Netskope, the leader in cloud security, today announced the release of a survey that found six in 10 UK adults have never even heard of the EU General Data Protection Regulation (GDPR).
The independent survey of 2,000 British adults offers a snapshot of current understanding of the GDPR amongst adults of working age, and the extent to which employers have already informed staff about the regulation. The survey also asked respondents to state the maximum fine possible under the GDPR.
Failure to educate staff on regulation
Asked the question of whether they were aware of the GDPR, fewer than one in 10 respondents (9.6 per cent) claimed to have a detailed knowledge of the regulation, with six in 10 (62.9 per cent) saying they had never heard of it. A further 14.1 per cent had heard of the regulation but did not know what it was. 13.4 per cent said they had some general understanding of the GDPR.
When asked if their employer had informed them about the GDPR and its effect on working processes, seven in 10 employees (70.4 per cent) said that they hadn’t been told anything about the GDPR yet by their employers. A further 8.6 per cent said it had been mentioned but that they were unsure of the details of the regulation, and only one in five (21.0 per cent) said they’d been offered “plenty” of information about the GDPR.
Understanding the financial implications for non-compliance
Finally, when asked to state the maximum fine possible for a company found to have breached the regulation and infringed upon data subjects’ rights in the process, just 1 per cent of respondents were able to accurately pinpoint the correct maximum fine – 20 million euros or 4 per cent of annual worldwide turnover (whichever is larger). One in five UK office workers (21.4 per cent) thought the maximum fine would be between 1 and 1000 euros – underestimating the sum by a factor of 20,000. One in 10 (9.6 per cent) thought the maximum fine was 1 million euros – a sum representing a mere 5 per cent of the maximum fine under the GDPR.
In 2016, TalkTalk was issued with a £400,000 fine by the ICO for security failings that allowed a cyber attacker to access customer data “with ease”. Even if translated into a lower tier GDPR fine (the higher of 2% of annual worldwide turnover or 10 million euros), this fine would have increased to £3,676,000 – demonstrating the extent of the financial incentive for businesses to tackle GDPR compliance.
Commenting on these findings, André Stewart, VP EMEA, Netskope, said:
“These findings show that organisations have a lot of work to do in order to educate employees on the GDPR and the safe data handling behaviour needed to achieve compliance.

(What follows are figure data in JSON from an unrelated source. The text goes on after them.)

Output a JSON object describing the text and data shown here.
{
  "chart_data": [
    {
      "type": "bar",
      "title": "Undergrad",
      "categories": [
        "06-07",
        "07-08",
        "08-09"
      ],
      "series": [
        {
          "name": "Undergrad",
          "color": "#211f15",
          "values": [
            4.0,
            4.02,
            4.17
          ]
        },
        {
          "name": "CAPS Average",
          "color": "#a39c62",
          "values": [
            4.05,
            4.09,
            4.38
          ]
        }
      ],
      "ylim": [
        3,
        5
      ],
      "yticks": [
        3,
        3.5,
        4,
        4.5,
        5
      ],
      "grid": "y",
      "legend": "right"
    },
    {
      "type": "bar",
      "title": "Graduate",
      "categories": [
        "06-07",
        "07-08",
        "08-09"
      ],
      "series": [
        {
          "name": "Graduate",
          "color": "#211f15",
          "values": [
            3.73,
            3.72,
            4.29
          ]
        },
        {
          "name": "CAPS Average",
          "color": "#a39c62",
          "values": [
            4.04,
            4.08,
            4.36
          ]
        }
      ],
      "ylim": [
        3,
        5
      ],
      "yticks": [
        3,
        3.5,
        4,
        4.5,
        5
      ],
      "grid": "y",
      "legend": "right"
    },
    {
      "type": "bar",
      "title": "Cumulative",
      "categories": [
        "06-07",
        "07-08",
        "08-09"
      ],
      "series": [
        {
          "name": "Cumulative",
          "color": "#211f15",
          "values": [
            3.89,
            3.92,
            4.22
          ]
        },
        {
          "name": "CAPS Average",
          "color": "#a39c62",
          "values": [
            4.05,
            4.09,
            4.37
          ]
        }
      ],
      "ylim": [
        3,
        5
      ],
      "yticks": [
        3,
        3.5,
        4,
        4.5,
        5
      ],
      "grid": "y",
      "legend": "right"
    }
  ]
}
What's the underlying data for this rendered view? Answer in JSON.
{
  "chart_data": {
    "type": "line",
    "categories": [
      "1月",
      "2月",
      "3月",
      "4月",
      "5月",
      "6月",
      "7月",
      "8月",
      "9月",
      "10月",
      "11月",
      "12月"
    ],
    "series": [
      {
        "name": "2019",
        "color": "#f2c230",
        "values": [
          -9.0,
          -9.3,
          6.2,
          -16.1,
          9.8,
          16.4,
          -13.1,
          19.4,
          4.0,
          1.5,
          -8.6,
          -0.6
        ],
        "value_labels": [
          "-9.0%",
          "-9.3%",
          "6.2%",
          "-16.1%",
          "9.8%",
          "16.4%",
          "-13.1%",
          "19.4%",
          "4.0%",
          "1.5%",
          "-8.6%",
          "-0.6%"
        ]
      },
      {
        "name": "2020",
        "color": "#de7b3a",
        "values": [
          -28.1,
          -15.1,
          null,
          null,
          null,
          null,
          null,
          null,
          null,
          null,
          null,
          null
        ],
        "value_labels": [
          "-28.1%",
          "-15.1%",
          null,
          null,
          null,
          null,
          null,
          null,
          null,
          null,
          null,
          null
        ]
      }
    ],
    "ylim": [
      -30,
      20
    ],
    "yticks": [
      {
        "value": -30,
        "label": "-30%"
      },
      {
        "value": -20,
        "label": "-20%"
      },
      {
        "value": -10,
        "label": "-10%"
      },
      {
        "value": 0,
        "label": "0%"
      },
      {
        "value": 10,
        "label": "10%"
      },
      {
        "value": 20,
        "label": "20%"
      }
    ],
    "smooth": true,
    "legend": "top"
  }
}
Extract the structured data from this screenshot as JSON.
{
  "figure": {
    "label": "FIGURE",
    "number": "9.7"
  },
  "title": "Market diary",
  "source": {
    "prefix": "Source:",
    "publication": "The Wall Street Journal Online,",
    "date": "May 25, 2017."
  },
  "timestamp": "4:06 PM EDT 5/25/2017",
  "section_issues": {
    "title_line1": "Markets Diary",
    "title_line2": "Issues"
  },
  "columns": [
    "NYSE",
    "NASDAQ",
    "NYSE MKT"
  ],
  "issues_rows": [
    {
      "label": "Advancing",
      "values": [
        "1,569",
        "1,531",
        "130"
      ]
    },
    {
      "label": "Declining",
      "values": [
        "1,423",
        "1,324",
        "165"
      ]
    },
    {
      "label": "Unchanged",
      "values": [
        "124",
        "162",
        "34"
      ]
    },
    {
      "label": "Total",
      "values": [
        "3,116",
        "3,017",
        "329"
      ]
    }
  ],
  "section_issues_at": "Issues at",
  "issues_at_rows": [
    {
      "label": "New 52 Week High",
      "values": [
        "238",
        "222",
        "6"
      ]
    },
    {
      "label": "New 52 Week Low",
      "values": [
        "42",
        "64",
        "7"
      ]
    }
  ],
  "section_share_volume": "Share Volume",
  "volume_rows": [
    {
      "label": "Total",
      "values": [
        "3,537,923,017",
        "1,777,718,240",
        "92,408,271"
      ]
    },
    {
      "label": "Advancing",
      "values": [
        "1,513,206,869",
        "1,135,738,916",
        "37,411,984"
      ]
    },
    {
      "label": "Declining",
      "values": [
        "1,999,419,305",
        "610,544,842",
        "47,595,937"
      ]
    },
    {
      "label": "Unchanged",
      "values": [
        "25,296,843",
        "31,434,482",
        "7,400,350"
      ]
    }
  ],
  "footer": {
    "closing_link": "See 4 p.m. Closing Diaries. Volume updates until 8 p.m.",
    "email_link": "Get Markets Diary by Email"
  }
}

With seven in 10 UK adults yet to be educated about the GDPR by their employers, it’s possible that many employers are either unaware of the importance of coaching staff or they are not yet making the GDPR a high priority. Unfortunately, both approaches are misguided and leave companies open to GDPR compliance breaches – and massive potential fines as a result.
Stewart continued: “If employees haven’t been taught what security best practice looks like, they can’t do their everyday jobs securely and that presents a major risk to the organisation. Employers will need to show that they have trained their employees on the GDPR to achieve compliance. The amount of effort put into coaching employees on secure data handling is likely to be one of the questions regulators ask when deciding whether to penalise organisations. This means that coaching is essential to limit the risk of a breach in the first place, and then again to limit the extent of any potential penalty. Alongside coaching, employees will also need the tools to do their jobs securely without sacrificing ease and convenience, so ensuring the secure use of cloud services will be a fundamental piece of the compliance puzzle.”
Majority of cloud services still not GDPR ready
On average, IT estimates there are 40-50 cloud services in use in their organisation. However, the January 2017 Netskope Cloud Report found that the average number of cloud services in use per enterprise in EMEA now stands at 845. 66 per cent of all cloud services were judged to fall short of the standards required under the GDPR, meaning that they lack the proper residency, privacy, and security controls required for compliance – or were not close enough to the required standard to be considered capable of achieving compliance by the May 2018 deadline.
Drilling further into the Netskope Cloud Report data shows that 82 per cent of cloud services do not encrypt data at rest, 66 per cent do not specify that their customers own the data in their terms of service, and 42 per cent do not allow admins to enforce password controls.